√Official: Chevrolet Camaro muscle car to be axed next year
The Chevrolet Camaro will reach the end of the road in its current form early next year. It will remain in V8 Supercars for the time being, and a new iteration of the road car is promised – eventually.
The Chevrolet Camaro muscle car will be axed in the US early next year after nearly a decade of sliding sales – but its maker promises the iconic badge will eventually return.
US car maker Chevrolet confirmed overnight the final example of the Camaro – its Ford Mustang challenger – is due to roll off the production line in January 2024 after nine years of the current model.
This includes two years in Holden Special Vehicles showrooms in Australia between 2018 and 2020, through a local left- to right-hand-drive conversion in Victoria.
There appear to be no plans for a direct successor with a two-door body style and petrol V8 power.
However, Chevrolet says “this is not the end of Camaro’s story” – though it remains to be seen what form the nameplate would be revived in, and whether it could morph into a sedan or SUV.
Reports of the Camaro’s axing have swirled for nearly four years but this represents the first time its maker has confirmed the car’s future.
The news overnight leaves the long-term future of the Camaro in the Australian V8 Supercars championship — where it debuted in 2023 under new Gen3 regulations – under a cloud.
Chevrolet says the Camaro “will continue to compete on track” in Supercars, NASCAR, drag racing and other racing series for the immediate future, and it will work “with motorsports sanctioning bodies to ensure Chevrolet’s presence in racing moving forward.”
MORE: Ford and Chevrolet unveil 2023 V8 Supercars
Although the Camaro is safe in Supercars for the time being, it is unclear for how long this will last, and what the model could one day be replaced with.
The Camaro nameplate debuted in 1967 as a response to the original Ford Mustang, but went on hiatus in 2002 after four generations – before returning in 2010 and passing through two more generations since, the latest debuting in 2015.
The latest Camaro was officially sold in Australia for a brief period, converted from left- to right-hand drive in a facility in Melbourne by HSV from 2018 to 2020.
There are further Australian ties in the fifth-generation Camaro sold from 2009 to 2015, which was underpinned by the same rear-wheel-drive Zeta architecture engineered in Australia for the Holden VE Commodore.
The Chevrolet Camaro’s best sales year in the US was 2011, when about 88,200 were reported as sold.
Sales have largely been in decline since, with 77,500 reported as sold in 2015, 48,300 in 2019, and just 22,000 in 2022 (all figures rounded).
The Camaro hasn’t held the lead in the US muscle-car sales race against the Ford Mustang and Dodge Challenger since 2015, and lost second place to the Dodge in 2018.

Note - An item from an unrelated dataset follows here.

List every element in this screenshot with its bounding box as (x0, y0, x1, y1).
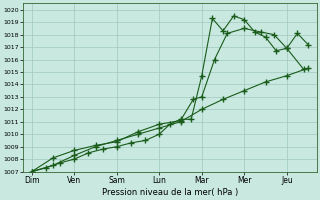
X-axis label: Pression niveau de la mer( hPa ): Pression niveau de la mer( hPa ) (102, 188, 238, 197)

The Ford Mustang and Dodge Challenger each outsold the Camaro two-to-one last year.
The US car maker says there will be a final batch of Collectors Edition models, before production ends at the end of the 2024 model year. Orders are slated to open in the US mid-year.
Chevrolet is believed to be working on a new electric performance sedan due in 2025.
However reports out of the US have indicated this car could be used to turn the Corvette name into its own sub-brand – rather than wear the Camaro name – with electric sedan and SUV models joining the current petrol-powered sports car.